Parents are increasingly turning to round-the-clock child care — facilities open 24 hours a day, seven days a week, including holidays.
In Edmonton, 24-7 Childcare Canada Inc. operates two such facilities. They opened about two years ago.
The centres are run out of homes in west-end neighbourhoods. With six spaces each, they have waiting lists of about 12 families each month.
"The job right now is no longer Monday to Friday," said Jonathan Cruz, who oversees both centres that used to be part of a larger child-care company based in Vancouver.
"It's Monday to Sunday around the clock, and most people are telling me, 'Thank God we have this 24-7. It's heaven sent.' "
Clients include doctors, nurses, border services personnel, bar and restaurant staff. The service is popular among single parents and those who do shift work or out-of-town shifts.

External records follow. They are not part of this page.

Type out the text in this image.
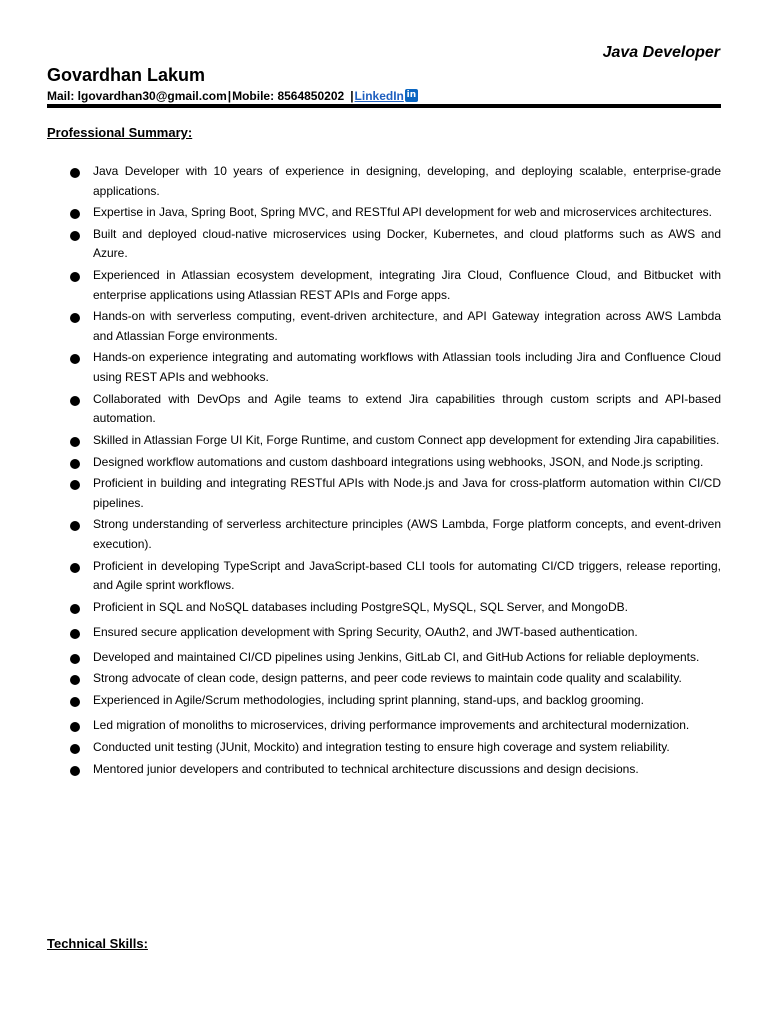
Java Developer
Govardhan Lakum
Mail: lgovardhan30@gmail.com | Mobile: 8564850202 | LinkedIn in
Professional Summary:
Java Developer with 10 years of experience in designing, developing, and deploying scalable, enterprise-grade applications.
Expertise in Java, Spring Boot, Spring MVC, and RESTful API development for web and microservices architectures.
Built and deployed cloud-native microservices using Docker, Kubernetes, and cloud platforms such as AWS and Azure.
Experienced in Atlassian ecosystem development, integrating Jira Cloud, Confluence Cloud, and Bitbucket with enterprise applications using Atlassian REST APIs and Forge apps.
Hands-on with serverless computing, event-driven architecture, and API Gateway integration across AWS Lambda and Atlassian Forge environments.
Hands-on experience integrating and automating workflows with Atlassian tools including Jira and Confluence Cloud using REST APIs and webhooks.
Collaborated with DevOps and Agile teams to extend Jira capabilities through custom scripts and API-based automation.
Skilled in Atlassian Forge UI Kit, Forge Runtime, and custom Connect app development for extending Jira capabilities.
Designed workflow automations and custom dashboard integrations using webhooks, JSON, and Node.js scripting.
Proficient in building and integrating RESTful APIs with Node.js and Java for cross-platform automation within CI/CD pipelines.
Strong understanding of serverless architecture principles (AWS Lambda, Forge platform concepts, and event-driven execution).
Proficient in developing TypeScript and JavaScript-based CLI tools for automating CI/CD triggers, release reporting, and Agile sprint workflows.
Proficient in SQL and NoSQL databases including PostgreSQL, MySQL, SQL Server, and MongoDB.
Ensured secure application development with Spring Security, OAuth2, and JWT-based authentication.
Developed and maintained CI/CD pipelines using Jenkins, GitLab CI, and GitHub Actions for reliable deployments.
Strong advocate of clean code, design patterns, and peer code reviews to maintain code quality and scalability.
Experienced in Agile/Scrum methodologies, including sprint planning, stand-ups, and backlog grooming.
Led migration of monoliths to microservices, driving performance improvements and architectural modernization.
Conducted unit testing (JUnit, Mockito) and integration testing to ensure high coverage and system reliability.
Mentored junior developers and contributed to technical architecture discussions and design decisions.
Technical Skills:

In addition to the convenience of being able to leave their children overnight, Cruz said parents appreciate the ability offered by 24-7 to monitor their children with their cell phones.
"My home is a home away from home for the kids," said Hazel Velez, who runs one of the Edmonton homes.
"I treat them as my own. The job is easier that way and I feel that they also respond positively with that."
It's a service that's gaining popularity across Canada as well as in the United States.
The Edmonton operation is a member of the Association of Early Childhood Educators of Alberta and by the Canadian Child Care Federation, but 24/7 is not a licensed family day home.
Call for regulation
Nicki Dublenko, who runs an accredited dayhome agency, is chair of the early childhood educators association.
She acknowledged the need for overnight child care, but said regulation is also required.
"We need to make sure that no matter where the child is, what time of the day, what time of the night — that they're accessing a high-quality child-care space," Dublenko said. It should be of a quality "that we can stand by as a province," she said.
In an email, the province's department of human services, now headed by two ministers after last month's cabinet shuffle, said it couldn't provide comment.
But in an announcement last fall, the NDP government said it would move towards $25 a day child care by investing just under $10 million in 18 new child care centres, largely focused on those that provide flexible hours and spaces for children with special needs.